Entry Point Buffer

One of the major performance gains in volume rendering can be achieved by efficiently skipping data which is classified as transparent. In particular, it is important to begin sampling at positions close to the data of interest, i.e., the non-transparent data. This is particularly true for medical datasets, as the data of interest is usually surrounded by large amounts of empty space (air). The idea is to find, for every ray, a position close to its intersection point with the visible volume, thus, we refer to this search as entry point determination. The advantage of entry point determination is that it does not require additional overhead during the actual raycasting process, but still allows to skip a high percentage of empty space. The entry points are determined in the ray setup phase and the rays are initialized to start processing at the calculated entry position. The basic goal of entry point determination is to establish a buffer, the entry point buffer, which stores the position of the first intersection with the visible volume for each ray.

As blocks are the basic processing entities of our algorithm, the first step is to find all blocks which do not contribute to the visible volume using the current classification, i.e., all blocks that only contain data values which are classified as transparent. It is important that the classification of a whole block can be calculated efficiently to allow interactive transfer function modification. We store the minimum and maximum value of the samples contained in a block and use a summed area table of the opacity transfer function to determine the visibility of the block. We then perform a projection of each non-transparent block onto the image plane with hidden surface removal to find the first intersection point of each ray with the visible volume. The goal is to establish an entry point buffer of the same size as the image plane, which contains the depth value for each ray's intersection point with the visible volume. For parallel projection, this step can be simplified. As all blocks have exactly the same shape, it is sufficient to generate one template by rasterizing the block under the current viewing transformation. Projection is performed by translating the template by a vector $t = (t_x,t_y,t_z)^T$ which corresponds to the block's position in three-dimensional space in viewing coordinates. Thus, $t_x$ and $t_y$ specify the position of the block on the image plane (and therefore the location where the template has to be written into the entry point buffer) and $t_z$ is added to the depth values of the template. The Z-buffer algorithm is used to ensure correct visibility. In ray setup, the depth values stored in the entry point buffer are used to initialize the ray positions.

The disadvantage of this approach is that it requires an addition and a depth test at every pixel of the template for each block. This can be greatly reduced by choosing an alternative method. The blocks are projected in back-to-front order. The back-to-front order can be easily established by traversing the generated block lists in reverse order. For each block the Z-value of the generic template is written into the entry point buffer together with a unique index of the block. After the projection has been performed, the entry point buffer contains the indices and relative depth values of the entry points for each ray. In ray setup, the block index is used to find the translation vector $t$ for the block and $t_z$ is added to the relative depth value stored in the buffer to find the entry point of the ray. The addition only has to be performed for every ray that actually intersects the visible volume.

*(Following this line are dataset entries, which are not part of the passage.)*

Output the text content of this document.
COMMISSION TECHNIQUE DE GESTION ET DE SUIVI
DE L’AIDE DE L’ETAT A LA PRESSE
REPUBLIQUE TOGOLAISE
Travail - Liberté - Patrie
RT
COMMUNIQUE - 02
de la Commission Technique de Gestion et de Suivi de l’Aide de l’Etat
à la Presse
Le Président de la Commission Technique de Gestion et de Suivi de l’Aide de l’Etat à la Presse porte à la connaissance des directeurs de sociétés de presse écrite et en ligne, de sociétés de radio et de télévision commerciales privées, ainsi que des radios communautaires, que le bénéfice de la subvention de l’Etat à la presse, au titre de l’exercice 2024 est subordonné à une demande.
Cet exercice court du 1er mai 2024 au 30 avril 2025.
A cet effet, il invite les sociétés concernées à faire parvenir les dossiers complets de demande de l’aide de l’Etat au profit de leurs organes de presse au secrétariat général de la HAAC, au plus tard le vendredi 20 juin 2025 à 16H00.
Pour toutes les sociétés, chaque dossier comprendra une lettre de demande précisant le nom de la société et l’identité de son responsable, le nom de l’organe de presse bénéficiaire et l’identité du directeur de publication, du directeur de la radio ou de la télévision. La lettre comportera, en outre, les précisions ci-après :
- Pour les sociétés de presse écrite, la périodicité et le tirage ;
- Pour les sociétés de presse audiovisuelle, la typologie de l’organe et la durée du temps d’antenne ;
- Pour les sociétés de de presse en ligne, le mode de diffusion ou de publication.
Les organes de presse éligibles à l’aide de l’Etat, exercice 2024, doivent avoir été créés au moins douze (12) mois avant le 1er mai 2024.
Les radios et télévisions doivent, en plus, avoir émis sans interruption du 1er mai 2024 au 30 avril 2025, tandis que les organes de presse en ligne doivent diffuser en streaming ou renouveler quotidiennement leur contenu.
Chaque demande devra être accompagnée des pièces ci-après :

We further extended this approach to determine the entry points in a finer resolution than block granularity. We replaced the minimum and maximum values stored for every block by a min-max octree. Its root node stores the minimum and maximum values of all samples contained in the block. Each additional level contains the minimum and maximum value for smaller regions, resulting in a more detailed description of parameter variations inside the block. Every time the classification changes, the summed area table is recursively evaluated for each octree node and the classification information is stored as linearized octree bit encoding using hierarchy compression.

The projection algorithm was modified as follows. Instead of one block template there is now a template for every octree level. The projection of one block is performed by recursively traversing the hierarchical classification information in back-to-front order and projecting the appropriate templates for each level, if the corresponding octree node is non-transparent. In addition to the block index, the entry point buffer now also stores an index for the corresponding octree node. In ray setup, the depth value in the entry point buffer is translated by the $t_z$ component of the translation vector plus the sum of the relative offsets of the node in the octree. The relative translational offsets for the octree nodes can be pre-computed and stored in a lookup table.